HeidelbergCement Said Choosing Bidders for $1 Billion Assetsby and
German company said to sell Italcementi’s Belgian, U.S. assets
Cimsa Cimento, Cementir among bidders for Belgian business
HeidelbergCement AG has made a preliminary selection among more than a dozen offers for $1 billion of assets owned by Italcementi SpA in Belgium and the U.S. that the German producer has to sell before completing the planned acquisition of its Italian competitor, said people familiar with the matter.
Bidders chosen to do due diligence of Italcementi’s Belgian business include Cimsa Cimento Sanayi, owned by Turkey’s second-biggest group of companies Haci Omer Sabanci Holding, and Italy’s Cementir Holding SpA, said the people, who asked not to be named because the discussions are private. The unit could be valued around $400 million, said one of the people.

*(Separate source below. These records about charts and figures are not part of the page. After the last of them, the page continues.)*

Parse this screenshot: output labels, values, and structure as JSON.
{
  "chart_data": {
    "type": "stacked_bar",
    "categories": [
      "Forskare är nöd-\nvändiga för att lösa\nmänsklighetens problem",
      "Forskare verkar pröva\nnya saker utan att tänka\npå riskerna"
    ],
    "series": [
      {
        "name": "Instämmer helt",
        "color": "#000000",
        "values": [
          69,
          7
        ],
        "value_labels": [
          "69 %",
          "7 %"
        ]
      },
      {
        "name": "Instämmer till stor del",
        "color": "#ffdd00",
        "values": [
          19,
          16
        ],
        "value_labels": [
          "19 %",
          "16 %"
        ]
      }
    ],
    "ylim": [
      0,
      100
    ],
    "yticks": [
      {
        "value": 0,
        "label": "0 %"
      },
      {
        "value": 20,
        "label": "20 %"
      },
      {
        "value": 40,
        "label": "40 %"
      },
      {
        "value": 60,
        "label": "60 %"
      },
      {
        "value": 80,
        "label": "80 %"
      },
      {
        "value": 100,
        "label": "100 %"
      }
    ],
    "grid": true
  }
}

HeidelbergCement has also selected bids for the U.S. assets, which are valued at more than $600 million, said one of the people. Bidders getting through to the due diligence phase include Summit Materials Inc., a cement maker based in Denver, and CRH Plc of Ireland, one of the people said.
Spokespeople for HeidelbergCement, Sabanci, Cementir, CRH and Summit declined to comment.
Shares in Cimsa Cimento surged as much as 1.7 percent to 15.41 liras at 11:58 a.m. in Istanbul while its parent Sabanci Holding was trading 0.3 percent higher at 9.25 liras.
HeidelbergCement agreed in July to acquire an initial 45 percent stake in Italcementi in a deal valuing the Bergamo, Italy-based producer at 3.7 billion euros ($4.1 billion). The move to create the world’s second-biggest maker of the building material was designed to counter the creation of larger competitor LafargeHolcim SA and expand in southern Europe and Africa. The Pesenti family, which has run Italcementi for more than 150 years, will keep a 5.3 percent stake in HeidelbergCement after the deal is completed.
The deal was approved in May by the European Commission on the condition that HeidelbergCement sell Italcementi’s Belgian business in order to remove antitrust concerns. The U.S. Federal Trade Commission required the company to divest cement plants in Martinsburg, Virginia, and up to 11 cement distribution terminals in six other states.
Both Cimsa and Cementir are looking to expand in Europe and the Belgian assets would fit this strategy, said the people familiar with their bids. The sale is still at a preliminary stage and no final decision has been made.